Departing from the 30-page document, Bishop Clarence Carr of St. Louis added, "In other words, he (God) created Adam and Eve and not Adam and Steve."
Citing Scripture and church history, the bishops spoke strongly about the significance of women's contributions.
"Women are veritable instruments for God's purpose wherever the Creator places them," they said.
The bishops cited verses from the First Epistle of Paul to the Corinthians in the New Testament that some people interpret as prohibiting women preachers. Rather than condemn women preachers, the AME Zion leaders said, the verses address "a specific situation that had caused disruption in the church."
They noted that women have been ordained as preachers in their denomination since the late 1800s. Today, the number of women entering the AME Zion ministry is increasing.
"They come spiritually and academically prepared to be used of God," the bishops said.
Of the 59 students enrolled at the denomination's Hood Theological Seminary in Salisbury, N.C., in 1995, 20 were female, the highest number ever recorded.

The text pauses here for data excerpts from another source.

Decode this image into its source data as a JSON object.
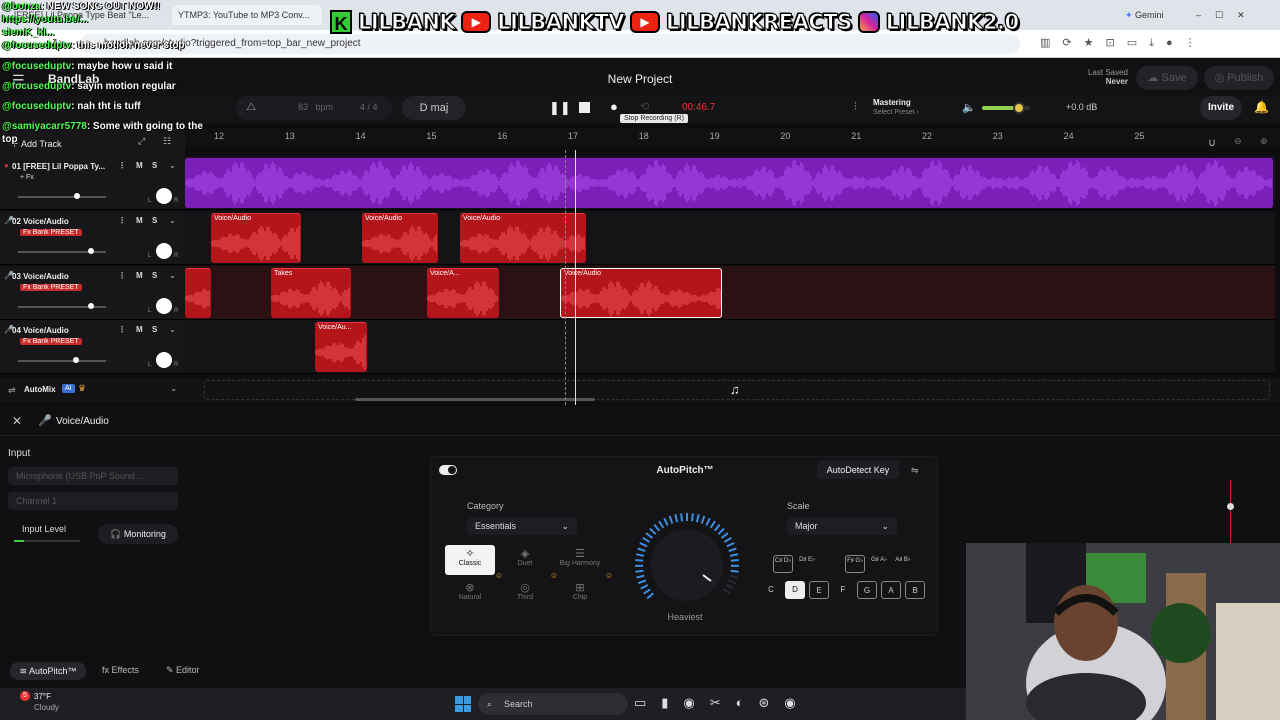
{
  "browser": {
    "tabs": [
      "[FREE] Lil Poppa Type Beat \"Le...",
      "YTMP3: YouTube to MP3 Conv..."
    ],
    "url": "bandlab.com/studio?triggered_from=top_bar_new_project",
    "gemini_label": "Gemini"
  },
  "banner": {
    "k_logo": "K",
    "items": [
      "LILBANK",
      "LILBANKTV",
      "LILBANKREACTS",
      "LILBANK2.0"
    ]
  },
  "chat": [
    {
      "name": "@bonza",
      "text": ": NEW SONG OUT NOW!!"
    },
    {
      "name": "https://youtu.be/...",
      "text": ""
    },
    {
      "name": "siemK_kl...",
      "text": ""
    },
    {
      "name": "@focuseduptv",
      "text": ": this motion never stop"
    },
    {
      "name": "@focuseduptv",
      "text": ": maybe how u said it"
    },
    {
      "name": "@focuseduptv",
      "text": ": sayin motion regular"
    },
    {
      "name": "@focuseduptv",
      "text": ": nah tht is tuff"
    },
    {
      "name": "@samiyacarr5778",
      "text": ": Some with going to the top"
    }
  ],
  "app": {
    "brand": "BandLab",
    "project_title": "New Project",
    "last_saved_label": "Last Saved",
    "last_saved_value": "Never",
    "save_label": "Save",
    "publish_label": "Publish",
    "bpm_value": "83",
    "bpm_unit": "bpm",
    "time_signature": "4 / 4",
    "key": "D maj",
    "time_readout": "00:46.7",
    "tooltip": "Stop Recording (R)",
    "mastering_label": "Mastering",
    "mastering_preset": "Select Preset",
    "volume_db": "+0.0 dB",
    "volume_level": 0.78,
    "invite_label": "Invite",
    "add_track_label": "Add Track",
    "automix_label": "AutoMix",
    "ai_badge": "AI"
  },
  "ruler": [
    "12",
    "13",
    "14",
    "15",
    "16",
    "17",
    "18",
    "19",
    "20",
    "21",
    "22",
    "23",
    "24",
    "25"
  ],
  "tracks": [
    {
      "name": "01 [FREE] Lil Poppa Ty...",
      "badge": "+ Fx",
      "color": "#8a1fd0"
    },
    {
      "name": "02 Voice/Audio",
      "badge": "Fx Bank PRESET",
      "color": "#b3151b"
    },
    {
      "name": "03 Voice/Audio",
      "badge": "Fx Bank PRESET",
      "color": "#b3151b"
    },
    {
      "name": "04 Voice/Audio",
      "badge": "Fx Bank PRESET",
      "color": "#b3151b"
    }
  ],
  "mute_label": "M",
  "solo_label": "S",
  "clip_labels": {
    "voice": "Voice/Audio",
    "takes": "Takes",
    "voice_short": "Voice/A...",
    "voice_short2": "Voice/Au..."
  },
  "panel": {
    "title": "Voice/Audio",
    "input_label": "Input",
    "input_device": "Microphone (USB PnP Sound...",
    "channel": "Channel 1",
    "input_level_label": "Input Level",
    "monitoring_label": "Monitoring"
  },
  "autopitch": {
    "title": "AutoPitch™",
    "autodetect_label": "AutoDetect Key",
    "category_label": "Category",
    "category_value": "Essentials",
    "scale_label": "Scale",
    "scale_value": "Major",
    "knob_label": "Heaviest",
    "modes": [
      "Classic",
      "Duet",
      "Big Harmony",
      "Natural",
      "Third",
      "Chip"
    ],
    "sharp_keys": [
      "C♯ D♭",
      "D♯ E♭",
      "F♯ G♭",
      "G♯ A♭",
      "A♯ B♭"
    ],
    "natural_keys": [
      "C",
      "D",
      "E",
      "F",
      "G",
      "A",
      "B"
    ],
    "selected_key": "D"
  },
  "bottom_tabs": [
    "AutoPitch™",
    "Effects",
    "Editor"
  ],
  "taskbar": {
    "weather_temp": "37°F",
    "weather_desc": "Cloudy",
    "search_label": "Search"
  }
}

The African Methodist Episcopal Zion Church was founded in New York City in 1796, when a group of black members, denied access to the sacraments of the predominantly white Methodist Episcopal Church, established their own denomination. Counting among its members such historical figures as Harriet Tubman, Frederick Douglass and Sojourner Truth, the AME Zion Church is known to its members as the "freedom church."

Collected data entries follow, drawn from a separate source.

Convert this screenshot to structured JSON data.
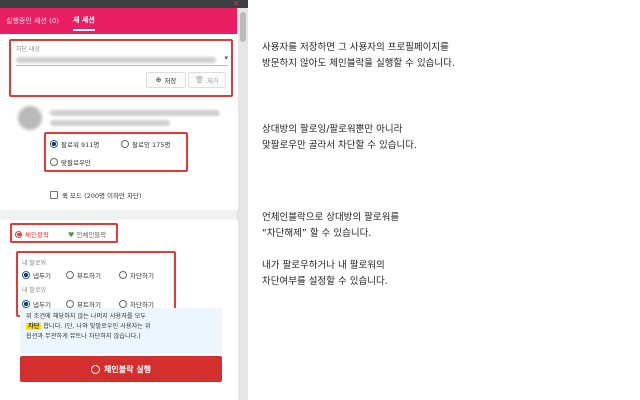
{
  "tabs": [
    {
      "label": "실행중인 세션 (0)"
    },
    {
      "label": "새 세션"
    }
  ],
  "target": {
    "label": "차단 대상",
    "save_label": "저장",
    "delete_label": "제거"
  },
  "relation": {
    "follower_option": "팔로워 911명",
    "following_option": "팔로잉 175명",
    "mutual_option": "맞팔로우만"
  },
  "quick_mode": {
    "label": "퀵 모드 (200명 이하만 차단)"
  },
  "mode_tabs": {
    "chainblock": "체인블락",
    "unchainblock": "언체인블락"
  },
  "my_follower": {
    "label": "내 팔로워",
    "options": [
      "냅두기",
      "뮤트하기",
      "차단하기"
    ]
  },
  "my_following": {
    "label": "내 팔로잉",
    "options": [
      "냅두기",
      "뮤트하기",
      "차단하기"
    ]
  },
  "info": {
    "line1": "위 조건에 해당하지 않는 나머지 사용자를 모두",
    "highlight": "차단",
    "line2_rest": "합니다. (단, 나와 맞팔로우인 사용자는 위",
    "line3": "옵션과 무관하게 뮤트나 차단하지 않습니다.)"
  },
  "run_label": "체인블락 실행",
  "descriptions": {
    "d1": [
      "사용자를 저장하면 그 사용자의 프로필페이지를",
      "방문하지 않아도 체인블락을 실행할 수 있습니다."
    ],
    "d2": [
      "상대방의 팔로잉/팔로워뿐만 아니라",
      "맞팔로우만 골라서 차단할 수 있습니다."
    ],
    "d3": [
      "언체인블락으로 상대방의 팔로워를",
      "“차단해제” 할 수 있습니다."
    ],
    "d4": [
      "내가 팔로우하거나 내 팔로워의",
      "차단여부를 설정할 수 있습니다."
    ]
  },
  "colors": {
    "accent": "#e91e63",
    "annotation": "#e53935",
    "run_button": "#d32f2f"
  }
}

The bishops' address to the AME Zion General Conference, which ends Friday, also tackled the effects of environmental decay on minority communities, the importance of voting in the next election and the need for a policy on sexual misconduct.
Delegates responded favorably to the message, saying the bishops' ideas reflected the views of many members.
The Rev. Joel D. Miles, of Detroit, said he hopes church members will heed the message on ecology and "be more mindful of the Earth that God gave us and preserve it and not . . . use up its resources, vast though they may be."
Annette Braden, of Indianapolis, a lay delegate from the church's Indiana Conference, supported the bishops' call for a policy protecting all members and employees from sexual harassment.
"To have something down that will specify that it will not be tolerated is important," she said.
The Rev. Dwayne A. Walker, also of Indianapolis, said he was impressed with "the progressive mind" of the bishops.
"We are regarded as the "freedom church,' so we must be seen at the forefront of freedom and justice issues," Walker said.